I want to modify all the features columns based on the value in the label column, producing a new DataFrame.

┌─────┬───────────┬───────────┐
│ id  ┆ feature_a ┆ feature_b │
│ --- ┆ ---       ┆ ---       │
│ i64 ┆ i64       ┆ i64       │
╞═════╪═══════════╪═══════════╡
│ 1   ┆ 1         ┆ 1         │
│ 2   ┆ 0         ┆ 0         │
│ 3   ┆ 0         ┆ 0         │
│ 4   ┆ 1         ┆ 1         │
│ 5   ┆ 1         ┆ 1         │
└─────┴───────────┴───────────┘

I know I can select all the features columns by using regex in the column selector

pl.col(r"^feature_.*$")

And I can use a when/then expression to evaluate the label column

pl.when(pl.col("label") == 1).then(1).otherwise(0)

But I can’t seem to put the 2 together to modify all the selected columns in one fell swoop. It seems so simple, what am I missing?

>Solution :

Here’s one way:

Recently support was added for more ergonomic arguments in a lot of methods, including with_columns and select.

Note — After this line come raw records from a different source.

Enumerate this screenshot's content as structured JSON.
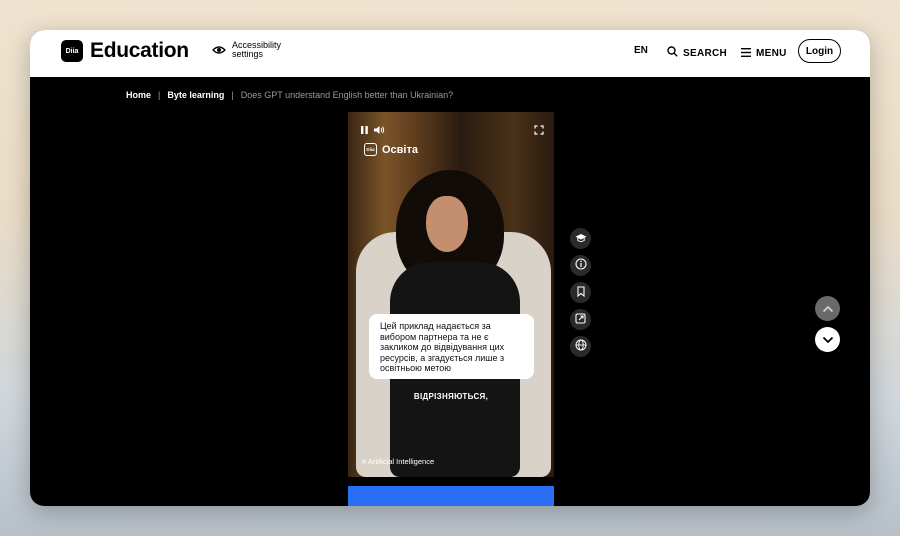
{
  "header": {
    "logo_mark": "Diia",
    "logo_text": "Education",
    "accessibility_label": "Accessibility settings",
    "language": "EN",
    "search_label": "SEARCH",
    "menu_label": "MENU",
    "login_label": "Login"
  },
  "breadcrumb": {
    "items": [
      "Home",
      "Byte learning"
    ],
    "current": "Does GPT understand English better than Ukrainian?"
  },
  "video": {
    "brand_mark": "Diia",
    "brand_name": "Освіта",
    "caption": "Цей приклад надається за вибором партнера та не є закликом до відвідування цих ресурсів, а згадується лише з освітньою метою",
    "subtitle": "ВІДРІЗНЯЮТЬСЯ,",
    "tag": "# Artificial Intelligence"
  },
  "side_actions": [
    "graduation-cap-icon",
    "info-icon",
    "bookmark-icon",
    "share-icon",
    "globe-icon"
  ],
  "colors": {
    "accent_blue": "#2a6ef5",
    "background": "#000000",
    "header": "#ffffff"
  }
}
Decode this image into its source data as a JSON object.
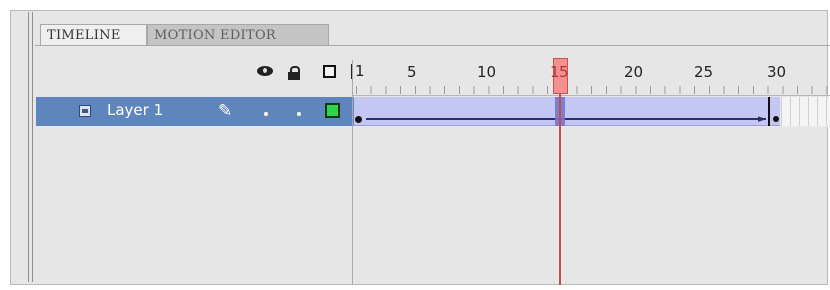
{
  "tabs": [
    {
      "label": "TIMELINE",
      "active": true
    },
    {
      "label": "MOTION EDITOR",
      "active": false
    }
  ],
  "header_icons": [
    "eye-icon",
    "lock-icon",
    "outline-icon"
  ],
  "ruler": {
    "first_label": "1",
    "labels": [
      "5",
      "10",
      "15",
      "20",
      "25",
      "30"
    ],
    "current_frame": 15
  },
  "layer": {
    "name": "Layer 1",
    "icon": "layer-icon",
    "edit_icon": "pencil-icon",
    "outline_color": "#2fd44d",
    "tween_start_frame": 1,
    "tween_end_frame": 29
  },
  "colors": {
    "selected_row": "#5f85bd",
    "tween_span": "#c4c6f4",
    "playhead": "#d34646"
  }
}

Since they now can take any number of keyword arguments acting like an alias at the end (e.g. setting the new column name), we can construct a dict of the columns to overwrite and pass it in (with unpacking) like so:

df.select('id', **{col : 'label' for col in df.columns if col.startswith('feature')})

In this simple case no when/then is needed for the label column, but in general any expression evaluating to a column of the same height as id can go into this dict comprehension.